For some bizarre reading check out the La Familia cartel on Wikipedia. And I quote:
La Familia cartel is sometimes described as quasi-religious since its current leaders, Moreno González and Méndez Vargas, refer to their assassinations and beheadings as “divine justice” and that they may have direct or indirect ties with devotees of the New Jerusalem religious movement, which is noted for its concern for justice issues.

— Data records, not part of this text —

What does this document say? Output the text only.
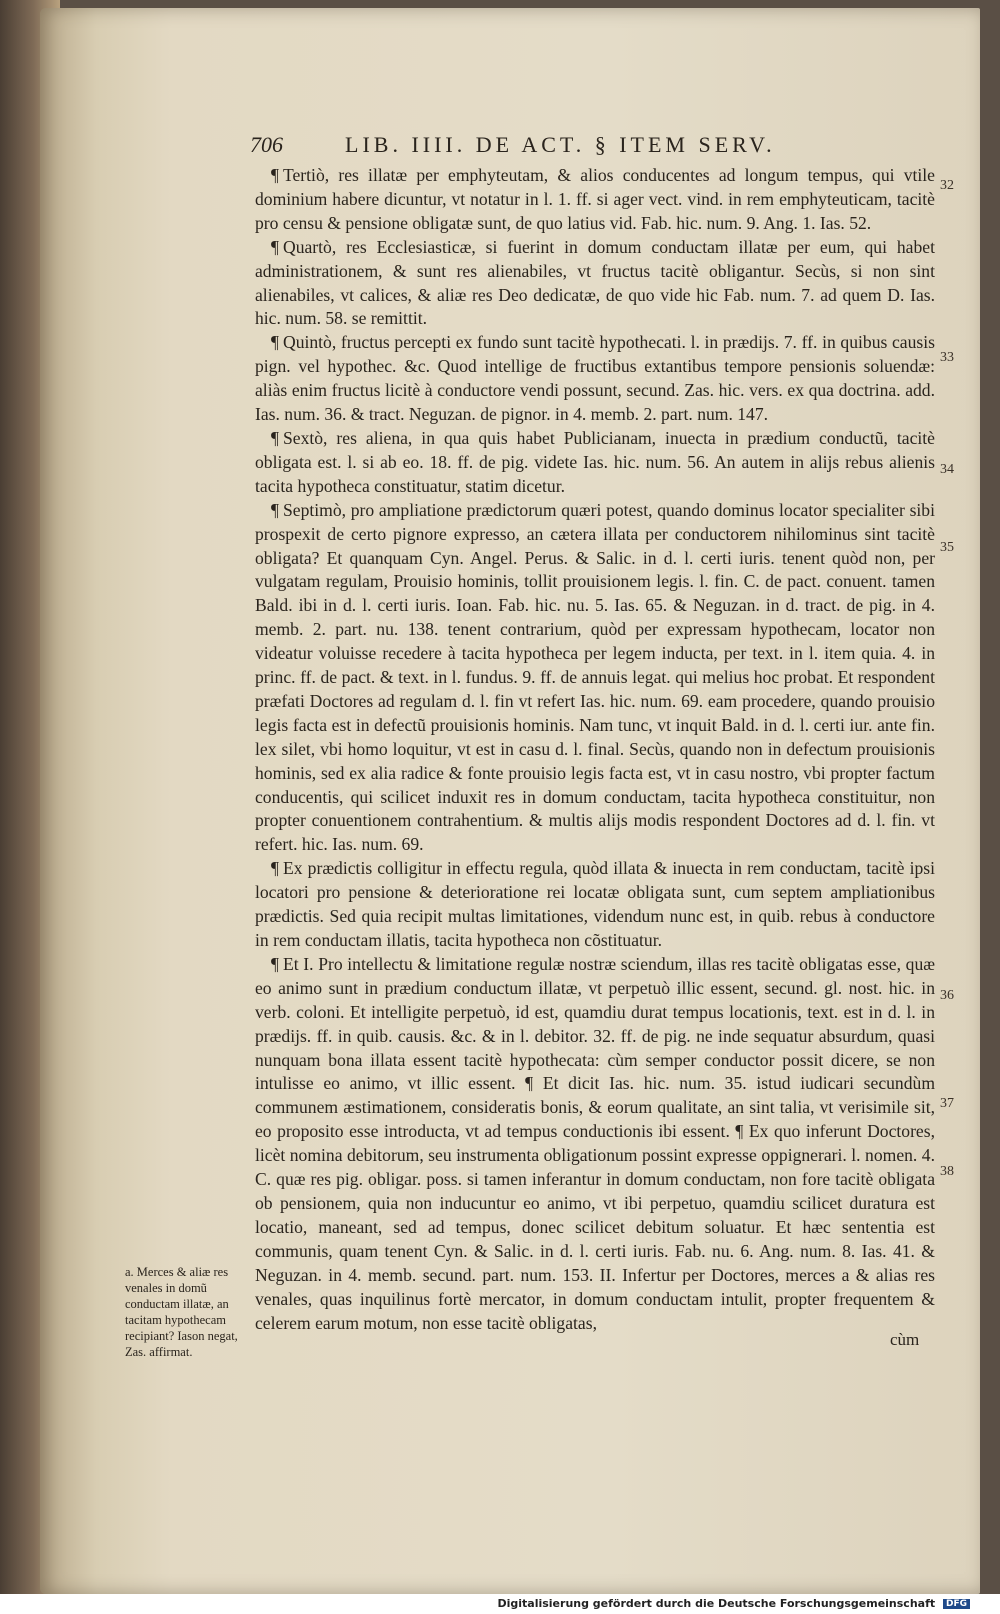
706	LIB. IIII. DE ACT. § ITEM SERV.

¶ Tertiò, res illatæ per emphyteutam, & alios conducentes ad longum tempus, qui vtile dominium habere dicuntur, vt notatur in l. 1. ff. si ager vect. vind. in rem emphyteuticam, tacitè pro censu & pensione obligatæ sunt, de quo latius vid. Fab. hic. num. 9. Ang. 1. Ias. 52.

¶ Quartò, res Ecclesiasticæ, si fuerint in domum conductam illatæ per eum, qui habet administrationem, & sunt res alienabiles, vt fructus tacitè obligantur. Secùs, si non sint alienabiles, vt calices, & aliæ res Deo dedicatæ, de quo vide hic Fab. num. 7. ad quem D. Ias. hic. num. 58. se remittit.

¶ Quintò, fructus percepti ex fundo sunt tacitè hypothecati. l. in prædijs. 7. ff. in quibus causis pign. vel hypothec. &c. Quod intellige de fructibus extantibus tempore pensionis soluendæ: aliàs enim fructus licitè à conductore vendi possunt, secund. Zas. hic. vers. ex qua doctrina. add. Ias. num. 36. & tract. Neguzan. de pignor. in 4. memb. 2. part. num. 147.

¶ Sextò, res aliena, in qua quis habet Publicianam, inuecta in prædium conductũ, tacitè obligata est. l. si ab eo. 18. ff. de pig. videte Ias. hic. num. 56. An autem in alijs rebus alienis tacita hypotheca constituatur, statim dicetur.

¶ Septimò, pro ampliatione prædictorum quæri potest, quando dominus locator specialiter sibi prospexit de certo pignore expresso, an cætera illata per conductorem nihilominus sint tacitè obligata? Et quanquam Cyn. Angel. Perus. & Salic. in d. l. certi iuris. tenent quòd non, per vulgatam regulam, Prouisio hominis, tollit prouisionem legis. l. fin. C. de pact. conuent. tamen Bald. ibi in d. l. certi iuris. Ioan. Fab. hic. nu. 5. Ias. 65. & Neguzan. in d. tract. de pig. in 4. memb. 2. part. nu. 138. tenent contrarium, quòd per expressam hypothecam, locator non videatur voluisse recedere à tacita hypotheca per legem inducta, per text. in l. item quia. 4. in princ. ff. de pact. & text. in l. fundus. 9. ff. de annuis legat. qui melius hoc probat. Et respondent præfati Doctores ad regulam d. l. fin vt refert Ias. hic. num. 69. eam procedere, quando prouisio legis facta est in defectũ prouisionis hominis. Nam tunc, vt inquit Bald. in d. l. certi iur. ante fin. lex silet, vbi homo loquitur, vt est in casu d. l. final. Secùs, quando non in defectum prouisionis hominis, sed ex alia radice & fonte prouisio legis facta est, vt in casu nostro, vbi propter factum conducentis, qui scilicet induxit res in domum conductam, tacita hypotheca constituitur, non propter conuentionem contrahentium. & multis alijs modis respondent Doctores ad d. l. fin. vt refert. hic. Ias. num. 69.

¶ Ex prædictis colligitur in effectu regula, quòd illata & inuecta in rem conductam, tacitè ipsi locatori pro pensione & deterioratione rei locatæ obligata sunt, cum septem ampliationibus prædictis. Sed quia recipit multas limitationes, videndum nunc est, in quib. rebus à conductore in rem conductam illatis, tacita hypotheca non cõstituatur.

¶ Et I. Pro intellectu & limitatione regulæ nostræ sciendum, illas res tacitè obligatas esse, quæ eo animo sunt in prædium conductum illatæ, vt perpetuò illic essent, secund. gl. nost. hic. in verb. coloni. Et intelligite perpetuò, id est, quamdiu durat tempus locationis, text. est in d. l. in prædijs. ff. in quib. causis. &c. & in l. debitor. 32. ff. de pig. ne inde sequatur absurdum, quasi nunquam bona illata essent tacitè hypothecata: cùm semper conductor possit dicere, se non intulisse eo animo, vt illic essent. ¶ Et dicit Ias. hic. num. 35. istud iudicari secundùm communem æstimationem, consideratis bonis, & eorum qualitate, an sint talia, vt verisimile sit, eo proposito esse introducta, vt ad tempus conductionis ibi essent. ¶ Ex quo inferunt Doctores, licèt nomina debitorum, seu instrumenta obligationum possint expresse oppignerari. l. nomen. 4. C. quæ res pig. obligar. poss. si tamen inferantur in domum conductam, non fore tacitè obligata ob pensionem, quia non inducuntur eo animo, vt ibi perpetuo, quamdiu scilicet duratura est locatio, maneant, sed ad tempus, donec scilicet debitum soluatur. Et hæc sententia est communis, quam tenent Cyn. & Salic. in d. l. certi iuris. Fab. nu. 6. Ang. num. 8. Ias. 41. & Neguzan. in 4. memb. secund. part. num. 153. II. Infertur per Doctores, merces a & alias res venales, quas inquilinus fortè mercator, in domum conductam intulit, propter frequentem & celerem earum motum, non esse tacitè obligatas,

32
33
34
35
36
37
38
a. Merces & aliæ res venales in domũ conductam illatæ, an tacitam hypothecam recipiant? Iason negat, Zas. affirmat.
cùm
Digitalisierung gefördert durch die Deutsche Forschungsgemeinschaft DFG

La Familia’s boss and spiritual leader Nazario Moreno González, (a.k.a.: El Más Loco or The Craziest One) has published his own ‘bible’, and a copy seized by Mexican federal agents reveals an ideology that mixes evangelical-style self help with insurgent peasant slogans. Moreno González seems to base most of his doctrine on the work by a Christian writer John Eldredge. The Mexican justice department stated in a report that Gonzalez Moreno has made Eldredge’s book Salvaje de Corazón (Wild at Heart) required reading for La Familia gang members and has paid rural teachers and National Development Education (CONAFE) to circulate Eldredge’s writings throughout the Michoacán countryside. An idea central to Eldredge’s message is that every man must have “a battle to fight, a beauty to rescue and an adventure to live.” Eldredge quotes from Isaiah 63, which describes God wearing blood-stained clothes, spattered as though he had been treading a wine press. Then he writes:
“Talk about Braveheart. This is one fierce, wild, and passionate guy. I have never heard Mister Rogers talk like that. Come to think of it, I never heard anyone in church talk like that, either. But this is the God of heaven and Earth.” [1]
End quote.
This is a good example of ignoring both Jesus’ clear call to love our enemy and the fact that God never calls His people to imitate His judgment or wrath. The judgment of God in the Biblical record is never depicted as a model for the behavior of Christians and even in the Old Testament God’s command to His people was “vengeance is Mine, I will repay.” [2]
John Eldredge objects that La Familia is taking his writing out of context, and I am sure he does not like that it is a “Christian” drug cartel that is using his words to justify violent retribution, but I would have to hear how Eldredge retracts this passage in his book before I say they are not taking it exactly as it was written.